A distant "sun" residing in the constellation Aquila has become the smallest star known to host a planet.
The discovery of a Jupiter-like "exoplanet" orbiting the star VB 10 is the first to be made using the astrometry method.
Astrometry is based on measuring small changes in a star's position.
At one-twelfth the mass of the Sun, VB 10 is tiny; though the star is more massive than its planet, it would have about the same girth, experts say.
Astrometry has long been proposed as a tool for finding other planets, but this is the method's first "catch".
The results are to be published in an upcoming edition of the Astrophysical Journal.
Using astrometry to find exoplanets involves measuring the precise motions of a star on the sky as an unseen planet tugs the star back and forth. It is best suited to finding planets with large orbits around their parent stars.
But the method requires very precise measurements over long periods of time.
The newfound planet, VB 10b, is a gas giant with a mass six times that of Jupiter that lies 20 light-years away. Scientists think the planet's own internal heat would give it an Earth-like temperature.
Lead author Steven Pravdo, from Nasa's Jet Propulsion Laboratory in Pasadena, US, commented: "We found a Jupiter-like planet at around the same relative place as our Jupiter, only around a much smaller star.
"It's possible this star also has inner rocky planets. And since more than seven out of 10 stars are small like this one, this could mean planets are more common than we thought."
If there are other planets there, this solar system could be a miniature, scaled-down version of our own.

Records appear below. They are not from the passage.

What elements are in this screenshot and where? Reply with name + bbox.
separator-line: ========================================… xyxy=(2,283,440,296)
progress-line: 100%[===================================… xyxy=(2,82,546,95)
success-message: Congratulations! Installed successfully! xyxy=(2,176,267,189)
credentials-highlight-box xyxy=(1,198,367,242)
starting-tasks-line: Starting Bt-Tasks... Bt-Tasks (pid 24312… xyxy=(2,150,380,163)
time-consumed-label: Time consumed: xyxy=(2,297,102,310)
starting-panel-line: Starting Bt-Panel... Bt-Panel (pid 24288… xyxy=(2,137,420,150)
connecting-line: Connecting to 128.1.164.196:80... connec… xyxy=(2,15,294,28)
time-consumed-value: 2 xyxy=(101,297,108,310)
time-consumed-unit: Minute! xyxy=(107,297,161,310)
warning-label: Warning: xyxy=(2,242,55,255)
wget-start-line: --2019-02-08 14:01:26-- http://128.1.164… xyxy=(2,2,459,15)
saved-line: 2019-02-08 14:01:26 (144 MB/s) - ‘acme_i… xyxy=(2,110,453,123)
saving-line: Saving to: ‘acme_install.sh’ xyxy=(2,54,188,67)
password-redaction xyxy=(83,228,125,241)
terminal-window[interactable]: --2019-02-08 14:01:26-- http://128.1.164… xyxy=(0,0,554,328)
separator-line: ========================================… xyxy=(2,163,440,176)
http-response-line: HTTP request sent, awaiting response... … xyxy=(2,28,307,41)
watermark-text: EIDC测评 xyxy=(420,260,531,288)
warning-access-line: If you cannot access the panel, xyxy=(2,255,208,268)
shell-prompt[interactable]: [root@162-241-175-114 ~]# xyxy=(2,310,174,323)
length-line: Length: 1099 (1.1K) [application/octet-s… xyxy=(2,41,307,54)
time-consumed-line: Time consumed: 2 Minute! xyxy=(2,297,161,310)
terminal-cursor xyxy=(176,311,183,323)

The discovery was the outcome of meticulous, intermittent observations of 30 stars.
Two to six times a year, for the past 12 years, Dr Pravdo and Stuart Shaklan, also from JPL, have bolted their Stellar Planet Survey instrument on to the Palomar Observatory's 5m Hale telescope to search for planets.
The instrument, which has a 16-megapixel charge-coupled device (CCD) can detect minuscule changes in the positions of stars.
VB 10b causes its star to wobble a small fraction of a degree. Detecting this wobble is equivalent to measuring the width of a human hair from about 3km away.
In wider use as planet-hunting techniques are the radial velocity and the transit methods.
Like astrometry, radial velocity detects the "wobble" of a star, but it measures Doppler shifts in the star's light caused by its motion towards and away from us.
The transit method looks for dips in a star's brightness as orbiting planets pass by and block the light.
Nasa's Kepler space telescope, which was launched on 6 March, will use the transit method to search for Earth-like worlds around stars similar to the Sun.